I want to separate texts into sentences.
looking in stack overflow I found:
WITH NLTK
from nltk.tokenize import sent_tokenize
text="""Hello Mr. Smith, how are you doing today? The weathe is great, and city is awesome. The sky is pinkish-blue. You shouldn't eat cardboard"""
tokenized_text=sent_tokenize(text)
print(tokenized_text)
WITH SPACY
from spacy.lang.en import English # updated
raw_text = 'Hello, world. Here are two sentences.'
nlp = English()
nlp.add_pipe(nlp.create_pipe('sentencizer')) # updated
doc = nlp(raw_text)
sentences = [sent.string.strip() for sent in doc.sents]

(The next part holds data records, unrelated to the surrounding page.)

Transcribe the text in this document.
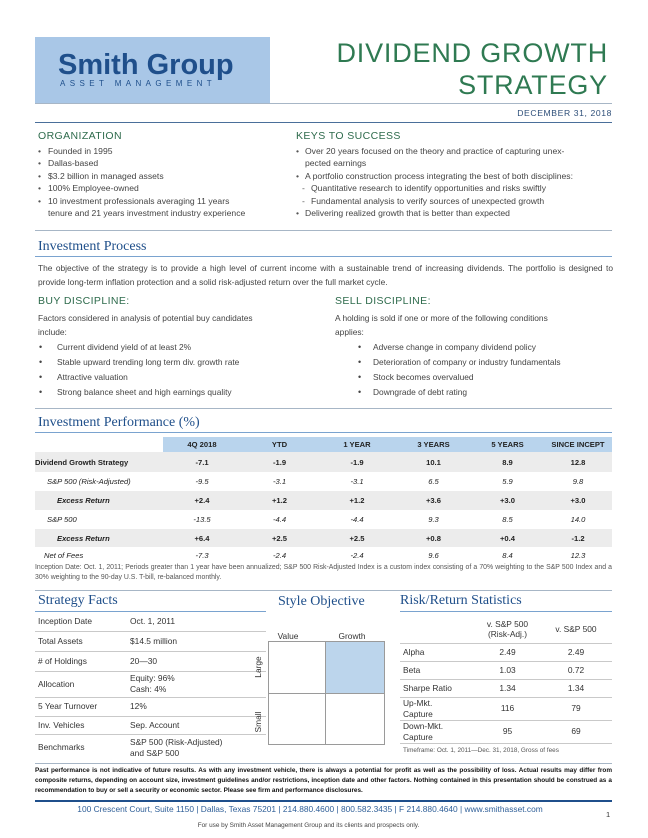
Smith Group
ASSET MANAGEMENT
DIVIDEND GROWTH
STRATEGY
DECEMBER 31, 2018
ORGANIZATION
• Founded in 1995
• Dallas-based
• $3.2 billion in managed assets
• 100% Employee-owned
• 10 investment professionals averaging 11 years
tenure and 21 years investment industry experience
KEYS TO SUCCESS
• Over 20 years focused on the theory and practice of capturing unex-
pected earnings
• A portfolio construction process integrating the best of both disciplines:
- Quantitative research to identify opportunities and risks swiftly
- Fundamental analysis to verify sources of unexpected growth
• Delivering realized growth that is better than expected
Investment Process
The objective of the strategy is to provide a high level of current income with a sustainable trend of increasing dividends. The portfolio is designed to provide long-term inflation protection and a solid risk-adjusted return over the full market cycle.
BUY DISCIPLINE:
Factors considered in analysis of potential buy candidates
include:
• Current dividend yield of at least 2%
• Stable upward trending long term div. growth rate
• Attractive valuation
• Strong balance sheet and high earnings quality
SELL DISCIPLINE:
A holding is sold if one or more of the following conditions
applies:
• Adverse change in company dividend policy
• Deterioration of company or industry fundamentals
• Stock becomes overvalued
• Downgrade of debt rating
Investment Performance (%)
	4Q 2018	YTD	1 YEAR	3 YEARS	5 YEARS	SINCE INCEPT
Dividend Growth Strategy	-7.1	-1.9	-1.9	10.1	8.9	12.8
S&P 500 (Risk-Adjusted)	-9.5	-3.1	-3.1	6.5	5.9	9.8
Excess Return	+2.4	+1.2	+1.2	+3.6	+3.0	+3.0
S&P 500	-13.5	-4.4	-4.4	9.3	8.5	14.0
Excess Return	+6.4	+2.5	+2.5	+0.8	+0.4	-1.2
Net of Fees	-7.3	-2.4	-2.4	9.6	8.4	12.3
Inception Date: Oct. 1, 2011; Periods greater than 1 year have been annualized; S&P 500 Risk-Adjusted Index is a custom index consisting of a 70% weighting to the S&P 500 Index and a 30% weighting to the 90-day U.S. T-bill, re-balanced monthly.
Strategy Facts	Style Objective	Risk/Return Statistics
Inception Date	Oct. 1, 2011
Total Assets	$14.5 million
# of Holdings	20—30
Allocation	Equity: 96%
Cash: 4%
5 Year Turnover	12%
Inv. Vehicles	Sep. Account
Benchmarks	S&P 500 (Risk-Adjusted)
and S&P 500
Value	Growth
Large
Small
	v. S&P 500
(Risk-Adj.)	v. S&P 500
Alpha	2.49	2.49
Beta	1.03	0.72
Sharpe Ratio	1.34	1.34
Up-Mkt.
Capture	116	79
Down-Mkt.
Capture	95	69
Timeframe: Oct. 1, 2011—Dec. 31, 2018, Gross of fees
Past performance is not indicative of future results. As with any investment vehicle, there is always a potential for profit as well as the possibility of loss. Actual results may differ from composite returns, depending on account size, investment guidelines and/or restrictions, inception date and other factors. Nothing contained in this presentation should be construed as a recommendation to buy or sell a security or economic sector. Please see firm and performance disclosures.
100 Crescent Court, Suite 1150 | Dallas, Texas 75201 | 214.880.4600 | 800.582.3435 | F 214.880.4640 | www.smithasset.com
1
For use by Smith Asset Management Group and its clients and prospects only.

The question is what in the background for spacy having to do it differently with a so called create_pipe. Sentences are important for training your own word embedings for NLP. There should be a reason why spaCy does not include directly out of the box a sentence tokenizer.
Thanks.
NOTE: Be aware that a simply .split(.) does not work, there are several decimal numbers in the text and other kind of tokens containing '.'
By default, spaCy uses its dependency parser to do sentence segmentation, which requires loading a statistical model.
The sentencizer
is a rule-based sentence segmenter that you can use to define your own sentence segmentation rules without loading a model.
If you don't mind leaving the parser activated, you can use the following code:
import spacy
nlp = spacy.load('en_core_web_sm') # or whatever model you have installed
raw_text = 'Hello, world. Here are two sentences.'
doc = nlp(raw_text)
sentences = [sent.text.strip() for sent in doc.sents]